Zoom. L’entreprise zurichoise Flisom vient d’inaugurer une usine de 4500 m2 pour produire à grande échelle des modules solaires flexibles. Elle ambitionne de vendre ses produits dans le monde entier.
Sophie Gaitzsch
«Imaginez l’intérieur d’un paquet d’emballage de chips! Pour le fabriquer, une machine vaporise une mince couche de métal sur un film plastique. Nous utilisons le même procédé, mais pour la production de modules solaires.» Ayodhya Nath Tiwari, cofondateur de l’entreprise zurichoise Flisom, plonge dans une armoire et en ressort le résultat: une installation photovoltaïque qui ressemble davantage à une toile cirée qu’aux panneaux rigides qui se sont multipliés sur les toits du monde entier depuis un peu plus d’une décennie.
Lancée en 2005 par une équipe de scientifiques de l’Ecole polytechnique fédérale de Zurich (EPFZ), Flisom a récemment inauguré une usine pilote de 4500 m2 à Niederhasli, près de Zurich. L’entreprise, qui emploie 55 personnes mais ne vend pas encore ses produits, a pu mener à bien son projet grâce au soutien d’investisseurs, parmi lesquels le groupe indien Tata, qui a contribué à hauteur de 52,5 millions de francs. Une opération remarquée alors que l’industrie, sinistrée par l’arrivée massive sur le marché de la concurrence chinoise et la chute drastique des prix, se relève à peine de la plus grave crise de son histoire.
Un marché énorme
Flisom donne ainsi des perspectives industrielles aux technologies dites «couches minces» développées au Laboratoire fédéral d’essai des matériaux et de recherche (Empa), avec lequel elle collabore étroitement. Son créneau: les cellules CIGS (à base de cuivre, indium, gallium et sélénium). En matière de rendement – le pourcentage de rayonnement solaire transformé en énergie – l’Empa a atteint en 2013 le record mondial de 20,4%.
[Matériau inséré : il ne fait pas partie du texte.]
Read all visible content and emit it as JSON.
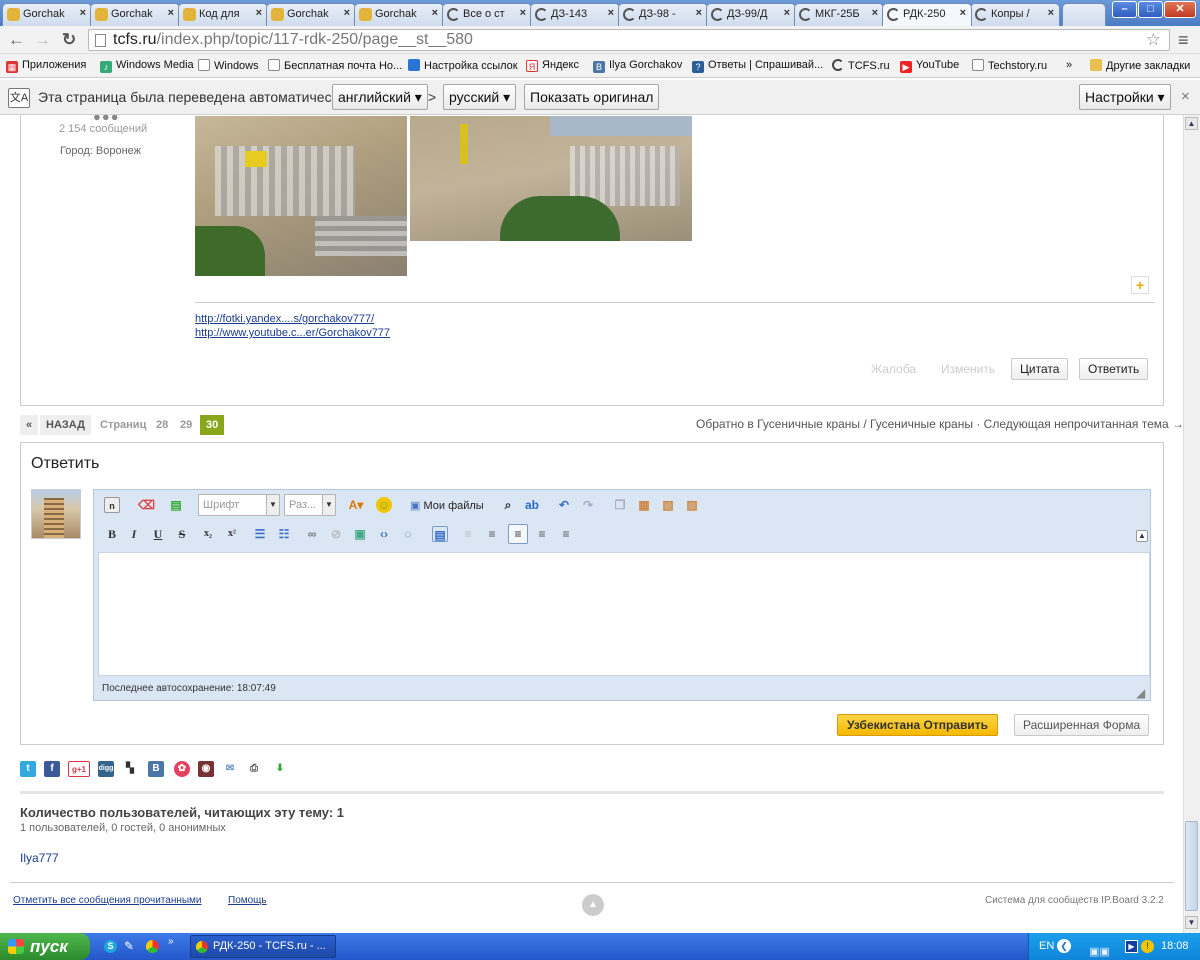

Il ne faut que deux micromètres d’épaisseur de matériau CIGS, cinquante fois moins qu’un cheveu, pour produire de l’énergie. Une légèreté qui permet par exemple d’intégrer plus facilement les modules aux toits ou aux façades. «Le poids constitue surtout un enjeu important dans les pays en développement, où de nombreux bâtiments ne sont pas prévus pour supporter des installations lourdes, note Ayodhya Nath Tiwari, également professeur à l’EPFZ. Le marché pour ce type de produit est énorme.»
Une technologie de pointe
La fabrication de modules CIGS est aussi moins gourmande en énergie et demande moins d’eau que celle des panneaux solaires traditionnels en silicium. «Cela s’explique par la faible quantité de matériau à traiter, et le fait que les machines sont plus compactes», précise Ayodhya Nath Tiwari. Selon l’institut de recherche allemand Fraunhofer, il faut environ un an, en Sicile, pour «rembourser» le coût énergétique de production d’une installation CIGS, contre environ deux ans pour les panneaux conventionnels en silicium.
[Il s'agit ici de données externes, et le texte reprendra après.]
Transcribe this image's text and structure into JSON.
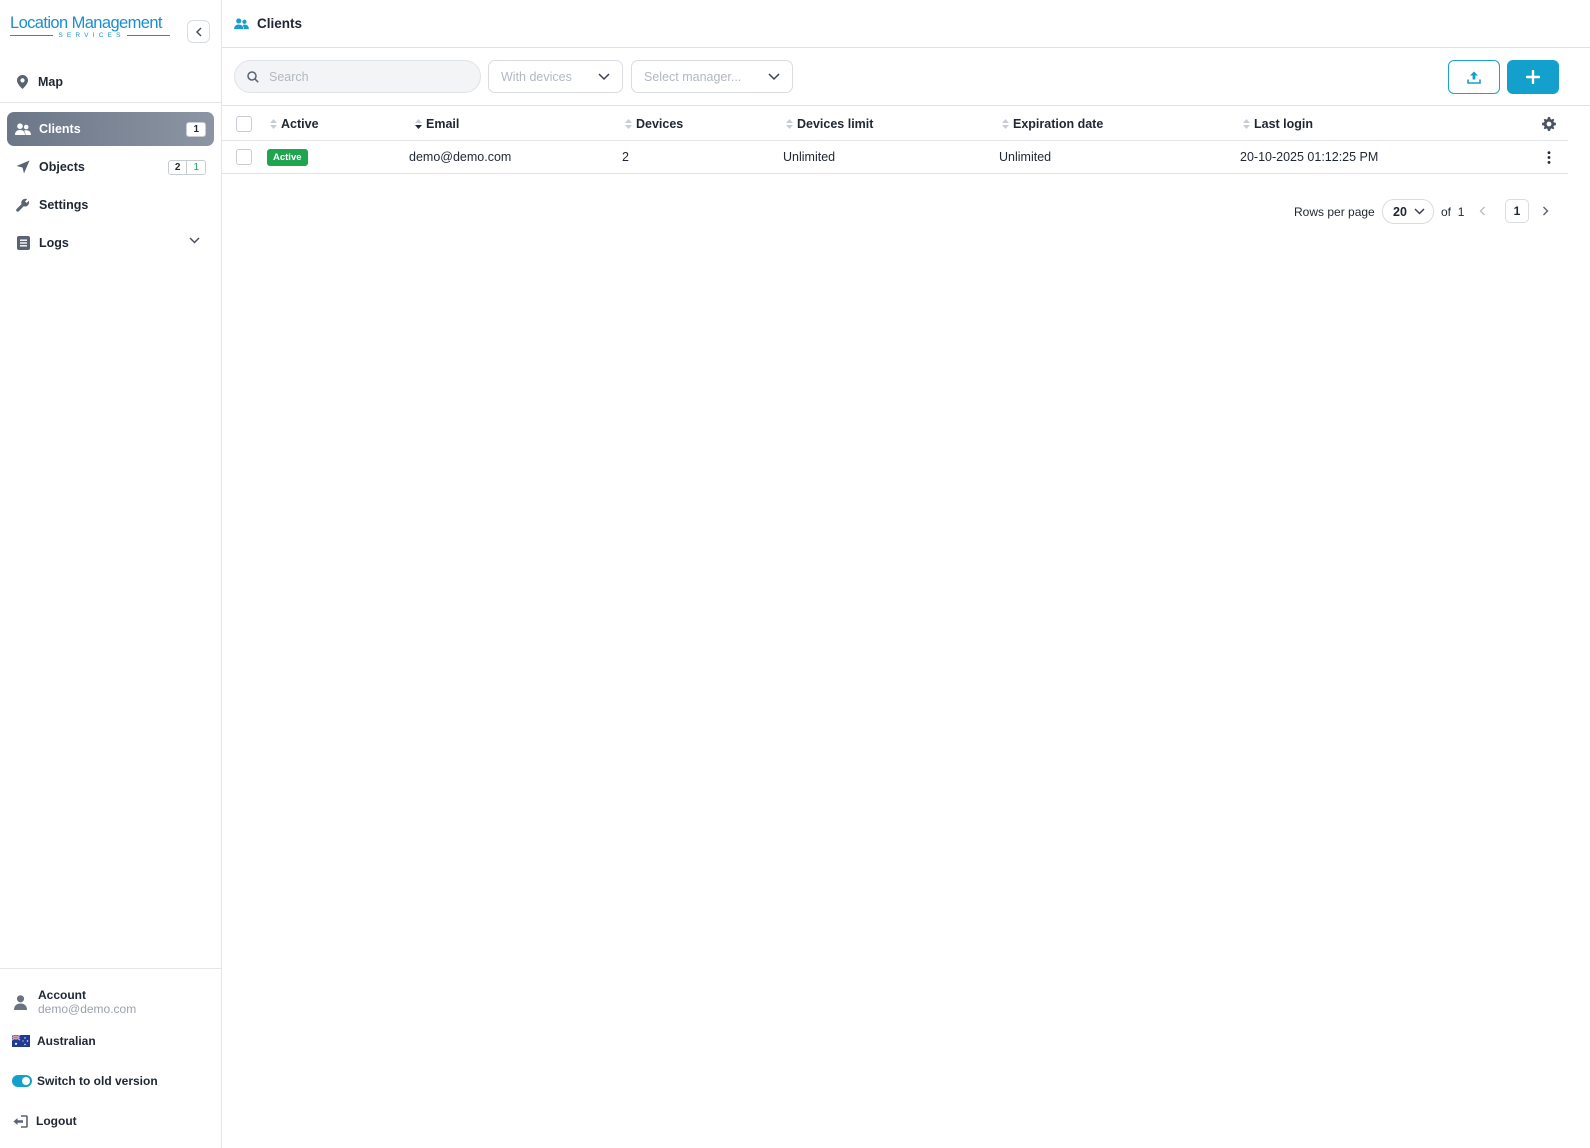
{
  "sidebar": {
    "logo_main": "Location Management",
    "logo_sub": "SERVICES",
    "top_item": {
      "label": "Map",
      "icon": "map-pin-icon"
    },
    "nav": [
      {
        "label": "Clients",
        "icon": "users-icon",
        "badge": "1",
        "active": true
      },
      {
        "label": "Objects",
        "icon": "location-arrow-icon",
        "badge": "2",
        "badge_green": "1"
      },
      {
        "label": "Settings",
        "icon": "wrench-icon"
      },
      {
        "label": "Logs",
        "icon": "list-icon",
        "expandable": true
      }
    ],
    "account": {
      "label": "Account",
      "email": "demo@demo.com"
    },
    "language": "Australian",
    "switch_label": "Switch to old version",
    "logout_label": "Logout"
  },
  "header": {
    "title": "Clients"
  },
  "toolbar": {
    "search_placeholder": "Search",
    "filter_devices": "With devices",
    "filter_manager": "Select manager..."
  },
  "table": {
    "columns": [
      "Active",
      "Email",
      "Devices",
      "Devices limit",
      "Expiration date",
      "Last login"
    ],
    "rows": [
      {
        "active": "Active",
        "email": "demo@demo.com",
        "devices": "2",
        "devices_limit": "Unlimited",
        "expiration": "Unlimited",
        "last_login": "20-10-2025 01:12:25 PM"
      }
    ]
  },
  "pagination": {
    "rows_per_page_label": "Rows per page",
    "rows_per_page": "20",
    "of_label": "of",
    "total_pages": "1",
    "current_page": "1"
  },
  "colors": {
    "accent": "#13a0cc",
    "active_nav": "#7a8494",
    "status_green": "#1fa44f"
  }
}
«Flisom se distingue par sa technologie de pointe et une approche de production originale, explique Christophe Ballif, directeur du Laboratoire de photovoltaïque de l’EPFL. Aujourd’hui, le défi reste de transformer les résultats obtenus sur de petites surfaces dans un produit industriel. Par ailleurs, c’est un bon moment pour arriver sur le marché, qui se ressaisit.» Les analystes prévoient une hausse de la demande de 30% en 2015 et l’installation de 57 gigawatts de nouvelles installations solaires, ce qui correspond à plus de dix centrales nucléaires.
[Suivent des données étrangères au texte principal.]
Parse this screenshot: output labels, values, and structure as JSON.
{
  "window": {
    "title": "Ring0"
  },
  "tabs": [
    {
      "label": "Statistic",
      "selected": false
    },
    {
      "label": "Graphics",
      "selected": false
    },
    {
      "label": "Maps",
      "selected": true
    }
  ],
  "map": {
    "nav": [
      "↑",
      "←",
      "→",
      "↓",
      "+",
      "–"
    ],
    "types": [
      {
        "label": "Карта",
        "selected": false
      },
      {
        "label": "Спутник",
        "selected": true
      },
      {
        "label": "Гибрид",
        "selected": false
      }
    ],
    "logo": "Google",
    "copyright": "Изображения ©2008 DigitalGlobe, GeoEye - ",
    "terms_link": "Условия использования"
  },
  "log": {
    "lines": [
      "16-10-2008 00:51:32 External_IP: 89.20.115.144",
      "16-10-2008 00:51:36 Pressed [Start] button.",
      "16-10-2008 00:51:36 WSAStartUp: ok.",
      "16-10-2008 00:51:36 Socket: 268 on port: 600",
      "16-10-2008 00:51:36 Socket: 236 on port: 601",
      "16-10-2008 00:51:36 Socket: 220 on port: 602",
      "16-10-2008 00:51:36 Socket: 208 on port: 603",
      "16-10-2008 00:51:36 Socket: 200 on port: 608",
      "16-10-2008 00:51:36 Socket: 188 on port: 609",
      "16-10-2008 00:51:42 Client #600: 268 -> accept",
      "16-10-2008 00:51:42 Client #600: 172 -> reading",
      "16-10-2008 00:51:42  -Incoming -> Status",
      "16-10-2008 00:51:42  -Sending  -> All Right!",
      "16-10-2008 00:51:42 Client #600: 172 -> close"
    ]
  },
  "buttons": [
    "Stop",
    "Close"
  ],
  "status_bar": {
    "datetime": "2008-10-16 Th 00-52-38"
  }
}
Alors que de nombreuses entreprises se sont cassé les dents, Ayodhya Nath Tiwari affiche ses ambitions: «Nous voulons voir notre technologie dans le monde entier. Mais il faut se montrer patient. Aujourd’hui, le rendement de nos cellules est d’environ 12% alors que nous visons 15%. Quant aux coûts de production, nous devons encore augmenter nos volumes pour qu’ils soient compétitifs. Nous partons du principe qu’il faut quinze à vingt ans entre une idée et une entrée sur le marché avec une technologie mature. Heureusement, nos investisseurs comprennent aussi que cela prend du temps.» Flisom espère ouvrir une usine de production d’ici à deux ou trois ans.